Она опять посмотрела на Эдди и на стрелка – тревожными, смущенными, смятенными темными глазами – и тогда уже спросила:
– Где я? Кто меня вез? Как вышло, что я здесь? И, уж если на то пошло, как вышло, что я одета, коль скоро я сидела дома, в халате, и смотрела ночные двенадцатичасовые новости? Кто я? Где? Кто вы такие?
"Она спрашивает "кто я?" – подумал стрелок. – Дамба прорвана, вопросы хлынули потоком; этого следовало ожидать. Но этот вот вопрос – "кто я?"… даже сейчас она, по-моему, не знает, что задала его.
И когда она его задала".
Ибо она задала свой вопрос до.
До того, как поинтересоваться, кто такие они, эта женщина спросила, кто она.
Эдди перевел взгляд с прелестного юного/старого лица негритянки, сидевшей в инвалидном кресле, на Роланда.
– Это как же так она не знает?
– Не могу сказать. Должно быть, шок.
– И шок откинул ее обратно аж в гостиную, где она сидела до того, как отправиться в Мэйси? Ты уверяешь меня, будто последнее, что она помнит – это как сидела в халате и слушала треп какого-то прилизанного хлыща про то, что во Флорида-Киз нашли того конченого типа, который взгромоздил на стену рядом с лично добытым ценным марлинем левую кисть Кристы Мак-Олифф?
Роланд не ответил.
Оторопев еще сильнее, Владычица сказала:
– Кто такая Криста Мак-Олифф? Одна из пропавших без вести участников "Рейдов свободы"? ["Рейды свободы" осуществлялись в рамках движения за права человека; целью этих рейдов было выявление дискриминации по отношению к цветному населению в общественном транспорте].
Теперь настала очередь Эдди не отвечать. Участники «Рейдов свободы»? Это-то, черт возьми, кто такие?
Стрелок коротко взглянул на него, и Эдди без особого труда смог прочесть в его глазах: «Она в шоке, ты что, не видишь?»
«Роланд, старина, я понимаю, о чем ты, но шок отшибает мозги только до определенной степени. Когда ты вломился ко мне в башку, точно Уолтер Пэйтон под «крэком», я и сам испытал легкое потрясение, но мои банки памяти оно не стерло».

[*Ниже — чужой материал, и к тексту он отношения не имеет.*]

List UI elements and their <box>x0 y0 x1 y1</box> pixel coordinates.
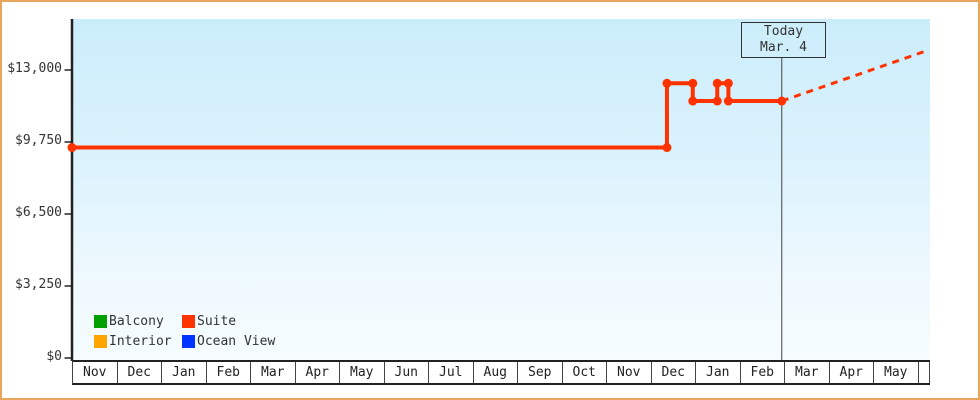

Кстати о шоке, еще одну изрядную встряску Эдди получил, когда Владычица Теней проезжала в дверь между мирами. Он стоял на коленях над безвольным телом Роланда, и нож уже почти касался уязвимой кожи горла… впрочем, сказать по правде, воспользоваться им Эдди все равно бы не сумел, во всяком случае, в тот момент: загипнотизированный, он не сводил глаз с дверного проема – там, в универмаге Мэйси, полки по обе стороны прохода стремительно помчались вперед. Это опять напомнило Эдди «Сияние», где зритель видел то же, что и маленький мальчик, который ехал на трехколесном велосипеде по коридорам населенного призраками отеля. Он вспомнил, как в одном из коридоров мальчуган увидел страшную парочку – мертвых двойняшек. Проход, на который Эдди смотрел сейчас, заканчивался куда более по-земному – белой дверью. На ней скромными печатными буквами было написано: «Просим брать для примерки не больше двух вещей одновременно». Да, это, несомненно, был универмаг Мэйси. Точно, Мэйси.
Метнувшаяся вперед черная рука распахнула дверь. Позади мужской голос (голос фараона, если Эдди хоть раз слышал, как орут менты… а в своем времени он их переслушал немало) надрывался: «брось, там нет выхода, только хуже будет, напрочь все себе изгадишь»; слева, в зеркале, Эдди мельком увидел негритянку в инвалидном кресле и, как ему потом вспоминалось, подумал: «Господи Иисусе, он ее догнал, факт, вот только вид у нее по этому случаю не больно-то радостный».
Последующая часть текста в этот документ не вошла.